In 1746 he returned to Paris, where he was literally overwhelmed with orders, so that he had to have most of his drawings carried out by other engravers. In 1764 he illustrated the Nouvelle Hëloise by Jean-Jacques Rousseau and the Théâtre by Pierre Corneille , in 1765 the Contes moreaux by Jean-François Marmontel , 1768 editions of works by Voltaire and Racine , 1771 Gerusalemme liberata by Torquato Tasso . From 1764 he worked on the illustrations for his own Almanach iconologique , which was only completed posthumously by Charles-Nicolas Cochin in 1780 . When he died, his work as an illustrator comprised almost 2,000 sheets. In addition, he had worked in many other fields and made numerous book decorations, vignettes, title pages, costume pictures and much more.

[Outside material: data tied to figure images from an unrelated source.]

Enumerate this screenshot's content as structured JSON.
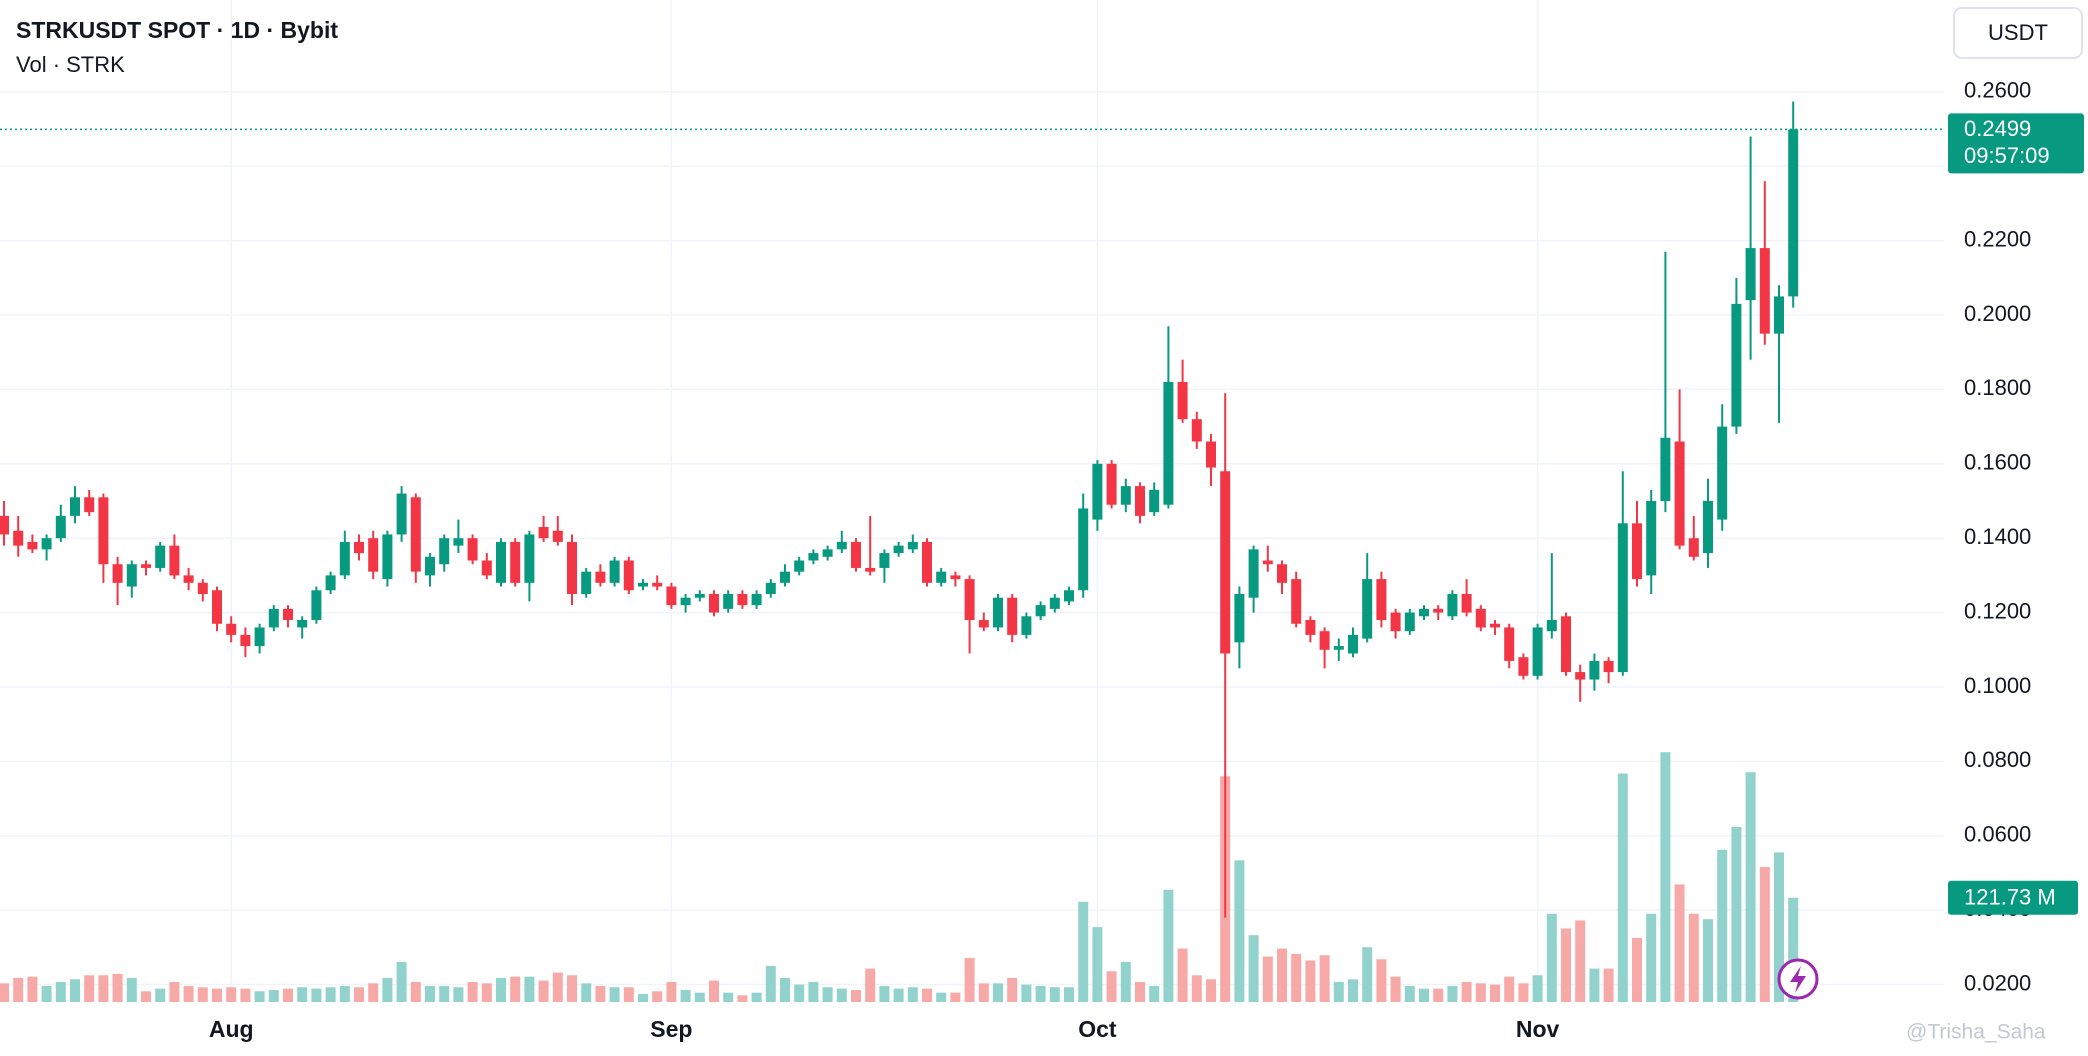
{
  "chart_data": {
    "type": "candlestick",
    "title": "STRKUSDT SPOT · 1D · Bybit",
    "subtitle": "Vol · STRK",
    "currency": "USDT",
    "countdown": "09:57:09",
    "last_price": 0.2499,
    "last_volume_label": "121.73 M",
    "watermark": "@Trisha_Saha",
    "up_color": "#089981",
    "down_color": "#f23645",
    "volume_up_color": "#92d2cc",
    "volume_down_color": "#f7a9a7",
    "grid": true,
    "ylim": [
      0.0153,
      0.2847
    ],
    "vlim": [
      0,
      1170
    ],
    "yticks": [
      {
        "value": 0.02,
        "label": "0.0200"
      },
      {
        "value": 0.04,
        "label": "0.0400"
      },
      {
        "value": 0.06,
        "label": "0.0600"
      },
      {
        "value": 0.08,
        "label": "0.0800"
      },
      {
        "value": 0.1,
        "label": "0.1000"
      },
      {
        "value": 0.12,
        "label": "0.1200"
      },
      {
        "value": 0.14,
        "label": "0.1400"
      },
      {
        "value": 0.16,
        "label": "0.1600"
      },
      {
        "value": 0.18,
        "label": "0.1800"
      },
      {
        "value": 0.2,
        "label": "0.2000"
      },
      {
        "value": 0.22,
        "label": "0.2200"
      },
      {
        "value": 0.24,
        "label": "0.2400"
      },
      {
        "value": 0.26,
        "label": "0.2600"
      }
    ],
    "categories": [
      null,
      null,
      null,
      null,
      null,
      null,
      null,
      null,
      null,
      null,
      null,
      null,
      null,
      null,
      null,
      null,
      "Aug",
      null,
      null,
      null,
      null,
      null,
      null,
      null,
      null,
      null,
      null,
      null,
      null,
      null,
      null,
      null,
      null,
      null,
      null,
      null,
      null,
      null,
      null,
      null,
      null,
      null,
      null,
      null,
      null,
      null,
      null,
      "Sep",
      null,
      null,
      null,
      null,
      null,
      null,
      null,
      null,
      null,
      null,
      null,
      null,
      null,
      null,
      null,
      null,
      null,
      null,
      null,
      null,
      null,
      null,
      null,
      null,
      null,
      null,
      null,
      null,
      null,
      "Oct",
      null,
      null,
      null,
      null,
      null,
      null,
      null,
      null,
      null,
      null,
      null,
      null,
      null,
      null,
      null,
      null,
      null,
      null,
      null,
      null,
      null,
      null,
      null,
      null,
      null,
      null,
      null,
      null,
      null,
      null,
      "Nov",
      null,
      null,
      null,
      null,
      null,
      null,
      null,
      null,
      null,
      null,
      null,
      null,
      null,
      null,
      null,
      null,
      null,
      null
    ],
    "open": [
      0.146,
      0.142,
      0.139,
      0.137,
      0.14,
      0.146,
      0.151,
      0.151,
      0.133,
      0.127,
      0.133,
      0.132,
      0.138,
      0.13,
      0.128,
      0.126,
      0.117,
      0.114,
      0.111,
      0.116,
      0.121,
      0.116,
      0.118,
      0.126,
      0.13,
      0.139,
      0.14,
      0.129,
      0.141,
      0.151,
      0.13,
      0.133,
      0.138,
      0.14,
      0.134,
      0.128,
      0.139,
      0.128,
      0.143,
      0.142,
      0.139,
      0.125,
      0.131,
      0.128,
      0.134,
      0.127,
      0.128,
      0.127,
      0.122,
      0.124,
      0.125,
      0.121,
      0.125,
      0.122,
      0.125,
      0.128,
      0.131,
      0.134,
      0.135,
      0.137,
      0.139,
      0.132,
      0.132,
      0.136,
      0.137,
      0.139,
      0.128,
      0.13,
      0.129,
      0.118,
      0.116,
      0.124,
      0.114,
      0.119,
      0.121,
      0.123,
      0.126,
      0.145,
      0.16,
      0.149,
      0.154,
      0.147,
      0.149,
      0.182,
      0.172,
      0.166,
      0.158,
      0.112,
      0.124,
      0.134,
      0.133,
      0.129,
      0.118,
      0.115,
      0.11,
      0.109,
      0.113,
      0.129,
      0.12,
      0.115,
      0.119,
      0.121,
      0.119,
      0.125,
      0.121,
      0.117,
      0.116,
      0.108,
      0.103,
      0.115,
      0.119,
      0.104,
      0.102,
      0.107,
      0.104,
      0.144,
      0.13,
      0.15,
      0.166,
      0.14,
      0.136,
      0.145,
      0.17,
      0.204,
      0.218,
      0.195,
      0.205
    ],
    "high": [
      0.15,
      0.146,
      0.141,
      0.141,
      0.149,
      0.154,
      0.153,
      0.152,
      0.135,
      0.134,
      0.134,
      0.139,
      0.141,
      0.132,
      0.129,
      0.127,
      0.119,
      0.116,
      0.117,
      0.122,
      0.122,
      0.119,
      0.127,
      0.131,
      0.142,
      0.141,
      0.142,
      0.142,
      0.154,
      0.152,
      0.136,
      0.141,
      0.145,
      0.141,
      0.136,
      0.14,
      0.14,
      0.142,
      0.146,
      0.146,
      0.141,
      0.132,
      0.133,
      0.135,
      0.135,
      0.129,
      0.13,
      0.128,
      0.125,
      0.126,
      0.126,
      0.126,
      0.126,
      0.126,
      0.129,
      0.133,
      0.135,
      0.137,
      0.138,
      0.142,
      0.14,
      0.146,
      0.137,
      0.139,
      0.141,
      0.14,
      0.132,
      0.131,
      0.13,
      0.12,
      0.125,
      0.125,
      0.12,
      0.123,
      0.125,
      0.127,
      0.152,
      0.161,
      0.161,
      0.156,
      0.155,
      0.155,
      0.197,
      0.188,
      0.174,
      0.168,
      0.179,
      0.127,
      0.138,
      0.138,
      0.134,
      0.131,
      0.119,
      0.116,
      0.113,
      0.116,
      0.136,
      0.131,
      0.121,
      0.121,
      0.122,
      0.122,
      0.126,
      0.129,
      0.122,
      0.118,
      0.117,
      0.109,
      0.117,
      0.136,
      0.12,
      0.106,
      0.109,
      0.108,
      0.158,
      0.15,
      0.153,
      0.217,
      0.18,
      0.146,
      0.156,
      0.176,
      0.21,
      0.248,
      0.236,
      0.208,
      0.2574
    ],
    "low": [
      0.138,
      0.135,
      0.136,
      0.134,
      0.139,
      0.144,
      0.146,
      0.128,
      0.122,
      0.124,
      0.13,
      0.131,
      0.129,
      0.126,
      0.123,
      0.115,
      0.112,
      0.108,
      0.109,
      0.115,
      0.116,
      0.113,
      0.117,
      0.125,
      0.129,
      0.134,
      0.129,
      0.127,
      0.139,
      0.128,
      0.127,
      0.131,
      0.136,
      0.133,
      0.129,
      0.127,
      0.127,
      0.123,
      0.139,
      0.138,
      0.122,
      0.124,
      0.127,
      0.127,
      0.125,
      0.126,
      0.126,
      0.121,
      0.12,
      0.123,
      0.119,
      0.12,
      0.121,
      0.121,
      0.124,
      0.127,
      0.13,
      0.133,
      0.134,
      0.136,
      0.131,
      0.13,
      0.128,
      0.135,
      0.136,
      0.127,
      0.127,
      0.127,
      0.109,
      0.115,
      0.115,
      0.112,
      0.113,
      0.118,
      0.12,
      0.122,
      0.124,
      0.142,
      0.148,
      0.147,
      0.144,
      0.146,
      0.148,
      0.171,
      0.164,
      0.154,
      0.038,
      0.105,
      0.12,
      0.131,
      0.125,
      0.116,
      0.112,
      0.105,
      0.107,
      0.108,
      0.112,
      0.116,
      0.113,
      0.114,
      0.118,
      0.118,
      0.118,
      0.119,
      0.115,
      0.114,
      0.105,
      0.102,
      0.102,
      0.113,
      0.103,
      0.096,
      0.099,
      0.101,
      0.103,
      0.127,
      0.125,
      0.147,
      0.137,
      0.134,
      0.132,
      0.142,
      0.168,
      0.188,
      0.192,
      0.171,
      0.202
    ],
    "close": [
      0.141,
      0.138,
      0.137,
      0.14,
      0.146,
      0.151,
      0.147,
      0.133,
      0.128,
      0.133,
      0.132,
      0.138,
      0.13,
      0.128,
      0.125,
      0.117,
      0.114,
      0.111,
      0.116,
      0.121,
      0.118,
      0.118,
      0.126,
      0.13,
      0.139,
      0.136,
      0.131,
      0.141,
      0.152,
      0.131,
      0.135,
      0.14,
      0.14,
      0.134,
      0.13,
      0.139,
      0.128,
      0.141,
      0.14,
      0.139,
      0.125,
      0.131,
      0.128,
      0.134,
      0.126,
      0.128,
      0.127,
      0.122,
      0.124,
      0.125,
      0.12,
      0.125,
      0.122,
      0.125,
      0.128,
      0.131,
      0.134,
      0.136,
      0.137,
      0.139,
      0.132,
      0.131,
      0.136,
      0.138,
      0.139,
      0.128,
      0.131,
      0.129,
      0.118,
      0.116,
      0.124,
      0.114,
      0.119,
      0.122,
      0.124,
      0.126,
      0.148,
      0.16,
      0.149,
      0.154,
      0.146,
      0.153,
      0.182,
      0.172,
      0.166,
      0.159,
      0.109,
      0.125,
      0.137,
      0.133,
      0.128,
      0.117,
      0.114,
      0.11,
      0.111,
      0.114,
      0.129,
      0.118,
      0.115,
      0.12,
      0.121,
      0.12,
      0.125,
      0.12,
      0.116,
      0.116,
      0.107,
      0.103,
      0.116,
      0.118,
      0.104,
      0.102,
      0.107,
      0.104,
      0.144,
      0.129,
      0.15,
      0.167,
      0.138,
      0.135,
      0.15,
      0.17,
      0.203,
      0.218,
      0.195,
      0.205,
      0.2499
    ],
    "volume": [
      21.8,
      28.1,
      29.6,
      18.7,
      23.4,
      26.5,
      31.2,
      31.2,
      32.8,
      28.1,
      12.5,
      15.6,
      23.4,
      18.7,
      17.2,
      15.6,
      17.2,
      15.6,
      12.5,
      14.0,
      15.6,
      17.2,
      15.6,
      17.2,
      18.7,
      17.2,
      21.8,
      28.1,
      46.8,
      23.4,
      18.7,
      18.7,
      17.2,
      23.4,
      21.8,
      28.1,
      29.6,
      29.6,
      25.0,
      34.3,
      31.2,
      21.8,
      18.7,
      17.2,
      17.2,
      9.4,
      12.5,
      23.4,
      14.0,
      10.9,
      25.0,
      10.9,
      7.8,
      10.9,
      42.1,
      28.1,
      20.3,
      23.4,
      17.2,
      15.6,
      14.0,
      39.0,
      18.7,
      15.6,
      17.2,
      15.6,
      10.9,
      10.9,
      51.5,
      21.8,
      21.8,
      28.1,
      20.3,
      18.7,
      17.2,
      17.2,
      117.0,
      87.4,
      35.9,
      46.8,
      23.4,
      18.7,
      131.0,
      62.4,
      31.2,
      26.5,
      263.6,
      165.4,
      78.0,
      53.0,
      62.4,
      56.2,
      48.4,
      54.6,
      23.4,
      26.5,
      64.0,
      49.9,
      29.6,
      18.7,
      15.6,
      15.6,
      18.7,
      23.4,
      21.8,
      20.3,
      29.6,
      21.8,
      31.2,
      103.0,
      85.8,
      95.2,
      39.0,
      39.0,
      266.8,
      74.9,
      103.0,
      291.7,
      137.3,
      103.0,
      96.7,
      177.8,
      204.4,
      268.3,
      157.6,
      174.7,
      121.73
    ]
  }
}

Gravelot was married twice. His first wife Marie-Anna Luneau died in 1759, and in 1770 he married Jeanne Ménétrier.

literature

  • Jean-Gérald Castex: Hubert-François Gravelot in General Artist Lexicon , Verlag KG Saur, Munich / Leipzig, ISBN 3-598-22757-4

Individual evidence

  1. ^ Frank Ernest Halliday: A Shakespeare Companion 1550-1950. Gerald Duckworth & Co. Ltd. London 1952. Article Sir Thomas Hanmer , p. 261.